Looking back now to when I was applying to study abroad at this time last year, there are some things I wish that I had thought about differently. This is by no means everything, but here are just a few of those things that stick out in my mind.

  1. Location: For students like me, the location of their experience abroad is the most important priority when picking a program. I picked the place I wanted to go to before I thought about anything else. For certain areas of study this makes some sense: if you’re studying a language, you may want to study abroad in a country that speaks that language. However, there may be several countries that speak that language. It may seem more appealing to choose a more familiar culture, but the danger of being too focused on a specific location is that you close your mind off to places that may be better suited for you and that you may have never even thought of. Once I was abroad, I realized that location mattered very little in the end, and I wish that I had been more open minded in where I decided to study abroad.

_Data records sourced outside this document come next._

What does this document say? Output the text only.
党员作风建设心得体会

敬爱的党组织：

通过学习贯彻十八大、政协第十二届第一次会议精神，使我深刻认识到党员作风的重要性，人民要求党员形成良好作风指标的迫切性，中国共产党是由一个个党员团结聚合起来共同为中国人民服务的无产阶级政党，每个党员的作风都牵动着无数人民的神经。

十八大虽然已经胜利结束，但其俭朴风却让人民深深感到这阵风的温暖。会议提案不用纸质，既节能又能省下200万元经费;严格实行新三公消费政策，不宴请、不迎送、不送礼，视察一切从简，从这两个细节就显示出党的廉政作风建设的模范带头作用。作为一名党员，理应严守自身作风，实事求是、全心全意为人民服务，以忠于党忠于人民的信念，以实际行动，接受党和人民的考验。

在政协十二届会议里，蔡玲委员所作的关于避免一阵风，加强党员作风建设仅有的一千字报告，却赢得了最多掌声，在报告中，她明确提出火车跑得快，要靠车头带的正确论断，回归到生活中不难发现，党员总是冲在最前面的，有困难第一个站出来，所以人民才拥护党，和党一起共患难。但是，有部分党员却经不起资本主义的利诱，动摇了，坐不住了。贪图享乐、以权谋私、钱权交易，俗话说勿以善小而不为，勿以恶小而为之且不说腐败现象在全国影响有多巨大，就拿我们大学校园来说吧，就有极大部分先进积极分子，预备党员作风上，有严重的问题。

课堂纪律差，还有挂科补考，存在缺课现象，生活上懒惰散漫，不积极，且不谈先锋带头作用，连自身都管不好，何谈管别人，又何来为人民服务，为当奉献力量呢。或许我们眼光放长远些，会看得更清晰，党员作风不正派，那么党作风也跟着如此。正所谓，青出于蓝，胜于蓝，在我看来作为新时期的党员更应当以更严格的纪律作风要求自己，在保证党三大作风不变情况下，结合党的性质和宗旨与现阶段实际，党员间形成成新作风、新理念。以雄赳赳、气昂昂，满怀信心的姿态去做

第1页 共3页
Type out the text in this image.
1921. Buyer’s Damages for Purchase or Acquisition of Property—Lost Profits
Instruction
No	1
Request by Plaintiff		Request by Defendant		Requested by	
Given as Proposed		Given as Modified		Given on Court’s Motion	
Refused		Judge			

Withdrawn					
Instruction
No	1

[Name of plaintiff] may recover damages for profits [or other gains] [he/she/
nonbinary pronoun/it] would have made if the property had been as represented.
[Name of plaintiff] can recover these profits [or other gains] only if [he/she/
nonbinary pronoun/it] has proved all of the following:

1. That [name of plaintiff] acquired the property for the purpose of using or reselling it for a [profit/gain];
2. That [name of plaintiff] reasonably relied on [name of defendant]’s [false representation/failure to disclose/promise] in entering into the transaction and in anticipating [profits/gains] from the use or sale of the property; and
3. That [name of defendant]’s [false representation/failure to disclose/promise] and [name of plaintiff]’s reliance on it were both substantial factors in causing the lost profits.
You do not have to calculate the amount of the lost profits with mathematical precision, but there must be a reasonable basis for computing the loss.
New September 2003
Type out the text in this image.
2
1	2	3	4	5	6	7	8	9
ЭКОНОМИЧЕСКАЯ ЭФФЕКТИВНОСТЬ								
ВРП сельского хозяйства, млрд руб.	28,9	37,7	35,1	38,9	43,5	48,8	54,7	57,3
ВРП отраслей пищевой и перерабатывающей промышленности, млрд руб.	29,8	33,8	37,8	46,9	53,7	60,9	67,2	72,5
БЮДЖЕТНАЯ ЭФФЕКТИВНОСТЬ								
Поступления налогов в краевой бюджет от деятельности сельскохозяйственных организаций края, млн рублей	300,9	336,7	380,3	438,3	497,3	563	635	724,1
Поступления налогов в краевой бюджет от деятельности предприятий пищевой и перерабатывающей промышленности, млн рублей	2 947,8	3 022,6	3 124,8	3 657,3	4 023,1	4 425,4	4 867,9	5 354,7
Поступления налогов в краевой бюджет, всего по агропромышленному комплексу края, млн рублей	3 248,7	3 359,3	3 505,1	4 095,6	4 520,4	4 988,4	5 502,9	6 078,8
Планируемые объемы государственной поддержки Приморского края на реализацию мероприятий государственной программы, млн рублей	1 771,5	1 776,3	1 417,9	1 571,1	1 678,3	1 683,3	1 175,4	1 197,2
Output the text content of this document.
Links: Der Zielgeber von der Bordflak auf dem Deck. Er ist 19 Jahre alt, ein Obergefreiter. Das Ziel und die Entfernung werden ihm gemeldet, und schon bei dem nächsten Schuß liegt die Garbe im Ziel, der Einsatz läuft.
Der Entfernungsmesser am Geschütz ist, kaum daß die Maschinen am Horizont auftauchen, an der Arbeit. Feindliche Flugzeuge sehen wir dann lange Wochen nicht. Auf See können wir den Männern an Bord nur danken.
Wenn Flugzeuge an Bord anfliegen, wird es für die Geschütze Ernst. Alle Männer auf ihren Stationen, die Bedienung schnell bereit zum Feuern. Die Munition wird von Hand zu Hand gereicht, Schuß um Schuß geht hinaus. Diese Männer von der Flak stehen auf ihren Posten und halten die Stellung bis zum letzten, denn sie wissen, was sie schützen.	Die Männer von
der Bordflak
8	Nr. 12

  2. Housing: Housing is an important aspect to consider, and it’s one thing I wish that I had considered more carefully. Where you are housed can influence how easy it is to adapt to and immerse yourself in the local culture and language. For example, if you are studying abroad to learn a new language, it might be better to do a program with a host family because it will force you to use the language on a day-to-day basis. That being said, as a French student, I didn’t live with a host family. Not living with a host family meant that it was more of a challenge for me to find ways to practice French, but that doesn’t mean that it was impossible. Living by yourself in a tiny dorm can make it more difficult to immerse yourself in the culture, but it can also make it easier to meet people from the local culture you wouldn’t have met otherwise. At the end of the day, there are benefits and disadvantages to every living situation.
  3. Budget: Although the experience of going abroad is priceless, there’s no getting around the fact that it can be very expensive to live abroad. Before I went abroad, I wish I had thought more about how much living abroad would cost outside of just basic program costs. There are of course the obvious outside costs like airfare and food. However, in countries like France, there is a social security tax you have to pay when you arrive. On top of that, if you live alone, you will need to buy things like silverware, sheets, pillows, toilet paper, etc. There are also costs from things like school supplies, fees to get a student ID, and so on and so forth. It’s very difficult if not impossible to predict everything you will need to buy once you are abroad, but it is something I wish I had thought about more carefully.

Caitlin Smith is a senior at the University of Kentucky studying French and Sociology. She studied abroad in Aix-en-Provence, France during the Spring 2016 semester.